Aditya Mehrotra
Aditya Mehrotra

Reputation: 333

Resizing a target segmentation map without converting individual pixel values to floats

I have a dataset with drone view images of size 4000x6000, grayscale. Each individual pixel value corresponds to a class (I have 20 classes in total), so a pixel value of 3 would mean "tree" for example. Using the original image, I can very easily create binary masks for all 20 of the classes by using equality operators in NumPy and I get pixel-perfect masks.
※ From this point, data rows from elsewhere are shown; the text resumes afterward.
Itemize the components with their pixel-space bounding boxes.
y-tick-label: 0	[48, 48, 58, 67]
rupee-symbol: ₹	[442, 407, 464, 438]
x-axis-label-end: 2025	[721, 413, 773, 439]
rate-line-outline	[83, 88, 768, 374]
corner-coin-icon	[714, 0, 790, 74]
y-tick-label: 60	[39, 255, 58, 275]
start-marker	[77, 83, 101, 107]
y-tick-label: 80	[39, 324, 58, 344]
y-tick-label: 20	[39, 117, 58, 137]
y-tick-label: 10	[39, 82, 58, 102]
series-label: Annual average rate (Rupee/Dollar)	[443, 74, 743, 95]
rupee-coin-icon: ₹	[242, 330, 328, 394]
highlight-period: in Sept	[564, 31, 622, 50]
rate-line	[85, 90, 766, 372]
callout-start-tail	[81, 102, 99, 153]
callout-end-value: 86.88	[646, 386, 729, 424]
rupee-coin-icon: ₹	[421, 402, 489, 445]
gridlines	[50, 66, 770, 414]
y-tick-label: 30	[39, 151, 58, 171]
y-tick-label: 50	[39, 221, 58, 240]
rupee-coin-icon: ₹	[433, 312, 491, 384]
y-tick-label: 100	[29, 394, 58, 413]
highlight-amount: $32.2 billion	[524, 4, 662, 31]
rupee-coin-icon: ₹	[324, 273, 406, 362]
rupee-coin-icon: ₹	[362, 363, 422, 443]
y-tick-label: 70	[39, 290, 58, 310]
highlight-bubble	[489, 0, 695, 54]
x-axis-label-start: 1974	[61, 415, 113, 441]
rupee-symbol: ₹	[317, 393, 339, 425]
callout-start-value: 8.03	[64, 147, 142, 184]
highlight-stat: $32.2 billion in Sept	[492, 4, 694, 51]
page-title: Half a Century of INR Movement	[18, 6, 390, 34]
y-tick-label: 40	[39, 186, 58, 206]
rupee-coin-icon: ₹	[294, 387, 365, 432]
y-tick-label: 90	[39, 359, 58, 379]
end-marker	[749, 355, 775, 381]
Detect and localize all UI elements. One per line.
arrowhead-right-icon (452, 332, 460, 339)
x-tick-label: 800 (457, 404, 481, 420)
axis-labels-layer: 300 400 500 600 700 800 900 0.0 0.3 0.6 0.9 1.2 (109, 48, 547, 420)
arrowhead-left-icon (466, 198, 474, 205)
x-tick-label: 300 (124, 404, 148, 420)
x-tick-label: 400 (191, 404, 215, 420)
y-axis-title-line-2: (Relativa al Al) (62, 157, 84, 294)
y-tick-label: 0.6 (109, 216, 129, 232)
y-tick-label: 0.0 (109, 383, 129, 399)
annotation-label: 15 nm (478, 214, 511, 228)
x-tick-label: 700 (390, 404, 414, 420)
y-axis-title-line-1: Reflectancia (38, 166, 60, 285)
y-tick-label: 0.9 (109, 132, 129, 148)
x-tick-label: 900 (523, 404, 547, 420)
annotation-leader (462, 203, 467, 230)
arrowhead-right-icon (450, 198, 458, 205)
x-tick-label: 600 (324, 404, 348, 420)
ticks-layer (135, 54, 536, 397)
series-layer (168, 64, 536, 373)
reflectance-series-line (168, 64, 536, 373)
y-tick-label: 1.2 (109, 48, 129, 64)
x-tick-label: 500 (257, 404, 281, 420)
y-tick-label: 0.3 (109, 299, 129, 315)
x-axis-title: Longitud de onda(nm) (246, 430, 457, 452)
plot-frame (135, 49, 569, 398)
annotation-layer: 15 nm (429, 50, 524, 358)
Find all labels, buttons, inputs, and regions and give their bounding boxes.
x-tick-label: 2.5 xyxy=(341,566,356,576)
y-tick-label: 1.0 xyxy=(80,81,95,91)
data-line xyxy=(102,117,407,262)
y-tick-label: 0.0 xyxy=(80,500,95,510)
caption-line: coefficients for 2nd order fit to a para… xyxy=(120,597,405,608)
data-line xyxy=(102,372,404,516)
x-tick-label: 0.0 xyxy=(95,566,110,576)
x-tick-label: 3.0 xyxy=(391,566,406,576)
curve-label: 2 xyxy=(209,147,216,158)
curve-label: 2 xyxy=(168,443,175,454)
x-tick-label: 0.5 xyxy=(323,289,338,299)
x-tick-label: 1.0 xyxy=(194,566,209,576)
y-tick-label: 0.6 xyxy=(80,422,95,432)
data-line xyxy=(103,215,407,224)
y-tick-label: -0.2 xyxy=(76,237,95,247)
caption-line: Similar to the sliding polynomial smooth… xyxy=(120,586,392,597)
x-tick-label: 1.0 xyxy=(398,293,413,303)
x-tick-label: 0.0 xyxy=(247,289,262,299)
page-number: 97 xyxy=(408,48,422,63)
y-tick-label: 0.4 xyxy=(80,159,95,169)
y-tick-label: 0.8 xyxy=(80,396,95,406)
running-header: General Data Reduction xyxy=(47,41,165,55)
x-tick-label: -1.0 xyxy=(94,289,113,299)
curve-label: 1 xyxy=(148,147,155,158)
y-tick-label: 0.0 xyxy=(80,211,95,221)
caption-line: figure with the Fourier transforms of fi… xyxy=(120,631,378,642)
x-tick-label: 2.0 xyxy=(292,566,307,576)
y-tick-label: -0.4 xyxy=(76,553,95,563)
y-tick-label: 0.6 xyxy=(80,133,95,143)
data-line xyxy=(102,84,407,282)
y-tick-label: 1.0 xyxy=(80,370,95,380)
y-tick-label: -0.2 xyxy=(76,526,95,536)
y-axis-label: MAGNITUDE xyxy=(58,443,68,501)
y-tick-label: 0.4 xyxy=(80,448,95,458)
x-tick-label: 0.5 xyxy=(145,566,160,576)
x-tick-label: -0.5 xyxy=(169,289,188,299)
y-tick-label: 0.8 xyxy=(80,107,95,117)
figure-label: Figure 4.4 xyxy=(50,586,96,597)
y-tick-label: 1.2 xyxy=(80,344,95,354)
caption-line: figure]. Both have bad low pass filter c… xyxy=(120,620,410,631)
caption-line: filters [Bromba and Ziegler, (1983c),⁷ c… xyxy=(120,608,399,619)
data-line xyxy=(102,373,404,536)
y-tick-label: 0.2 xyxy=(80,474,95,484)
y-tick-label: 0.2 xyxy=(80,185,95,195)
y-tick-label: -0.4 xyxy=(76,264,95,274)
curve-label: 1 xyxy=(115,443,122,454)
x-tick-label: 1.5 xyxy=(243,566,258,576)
Here's an example of what one row would look like:

[[2, 2, 2, 2, ...... , 5, 5, 5]]

However, 4000x6000 is much too big for my purposes, and I want to resize these segmentation targets to something a bit more bearable, such as 400x400 or 400x600. Though I've tried a few different Python libraries, all of them convert my pixel values to different float values causing me to lose my segmentation map labels. Is there any method (not including cropping), where I can resize my segmentation target maps AND the original RGB input images without losing my labels?

Upvotes: 2

Views: 1407

Answers (1)

Shai
Shai

Reputation: 114866

When one resizes an image, one usually needs to interpolate pixel values (e.g., decide on the "intensity" at sub-pixel locations). Natural images tend to vary smoothly between pixels, which makes interpolation with large support very appealing (see detailed discussion here).
However, as you observed, interpolating between integer values of labels makes no sense at all.

Therefore, you can:

  1. Do not interpolate - use nearest-neighbor resizing for the label map.
    That is, use whatever interpolation method you like (LANCZOS, BICUBIC...) for the input image, but use NEAREST method for the label map.

  2. Interpolate the per-label probability maps - for each 4000x6000 label map, produce 20 per-class probability maps and interpolate them to the desired size (using the same interpolation method as used for the image: LANCZOS, BICUBIC...). Now, for each resized pixel you have a 20-dim target distribution. You can train with these "soft labels", or take the argmax and train with the most dominant label per pixel.